Of course offing the bad guys wasn’t the only thing that Number 44 achieved in his 4,207,680 minutes in office. Aside from being deadly to his foes, dude also managed to redefine math and how it works when calculating things like national unemployment rates and the strength of our economy.
Don’t forget turnover. In the 70,128 hours he held power, he took ownership (in the name of the gubment) of a major auto manufacturer and turned it over to the very entity that brought it down in the first place. Of course that’s not all though. In that time, he turned over control of the Congress along with several governorships and state legislatures to the opposition party.
Way to go Barry!
Naturally, there are plenty of other things to feather the lid of the outgoing Chief. In his early days, he successfully did away with the ill-conceived concept that the government couldn’t boss us around and force us to buy stuff. Just to drive that home, he made government bigger and more powerfuller by issuing 7 1/2 regulations a day (on average) for every day he was in office.
What a kick-ass dude!
All things being equal, if I were to rank Barack Obama among all other presidents who have served, I would have to put him in the top five.

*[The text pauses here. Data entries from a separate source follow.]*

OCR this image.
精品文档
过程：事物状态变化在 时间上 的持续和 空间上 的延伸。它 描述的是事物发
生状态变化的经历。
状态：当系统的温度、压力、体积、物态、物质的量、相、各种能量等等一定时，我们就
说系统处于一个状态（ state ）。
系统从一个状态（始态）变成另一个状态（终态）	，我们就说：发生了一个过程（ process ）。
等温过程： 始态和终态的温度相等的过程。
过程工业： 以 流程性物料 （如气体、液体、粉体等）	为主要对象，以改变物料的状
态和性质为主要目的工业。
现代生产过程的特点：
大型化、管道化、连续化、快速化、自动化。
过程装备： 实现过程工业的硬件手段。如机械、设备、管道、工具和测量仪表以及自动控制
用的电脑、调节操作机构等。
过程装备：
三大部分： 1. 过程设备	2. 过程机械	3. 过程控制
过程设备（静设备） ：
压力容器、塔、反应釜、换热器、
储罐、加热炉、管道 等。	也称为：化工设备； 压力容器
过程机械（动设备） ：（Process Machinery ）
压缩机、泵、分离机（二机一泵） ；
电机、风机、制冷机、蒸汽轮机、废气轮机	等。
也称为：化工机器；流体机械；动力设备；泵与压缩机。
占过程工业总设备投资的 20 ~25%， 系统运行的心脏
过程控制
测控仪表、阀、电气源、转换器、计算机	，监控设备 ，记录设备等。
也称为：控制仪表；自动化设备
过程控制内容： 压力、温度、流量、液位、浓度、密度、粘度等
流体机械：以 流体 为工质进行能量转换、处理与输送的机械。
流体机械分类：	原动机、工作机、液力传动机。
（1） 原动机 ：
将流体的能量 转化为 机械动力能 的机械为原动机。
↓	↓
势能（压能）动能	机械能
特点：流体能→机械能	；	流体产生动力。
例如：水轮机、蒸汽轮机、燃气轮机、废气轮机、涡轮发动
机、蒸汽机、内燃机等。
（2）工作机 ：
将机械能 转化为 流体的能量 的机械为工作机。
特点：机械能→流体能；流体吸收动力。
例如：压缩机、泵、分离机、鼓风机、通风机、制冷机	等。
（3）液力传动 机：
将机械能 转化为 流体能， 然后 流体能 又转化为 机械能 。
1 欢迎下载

It occurs to me that I’ve never really shared my POTUS rankings here. At this occasion of watching the man leave office in the same manner we watched Navin leave his empire, I think it’s only fitting to share these rankings with you.
Top seeds tied for #1 – George Washington, Abraham Lincoln, and Ronald Reagan
Tied for #2 – John Kennedy, Harry Truman, Thomas Jefferson, and 34 others
Tied for #3 – Franklin Roosevelt, Lyndon Johnson, and Jimmy Carter
Owning #4 like a boss – Barack Obama
By the end of the day, ladies and gentlemen, we’ll be on to other things.
Let’s hope the next term or two will be just as exciting as the last one.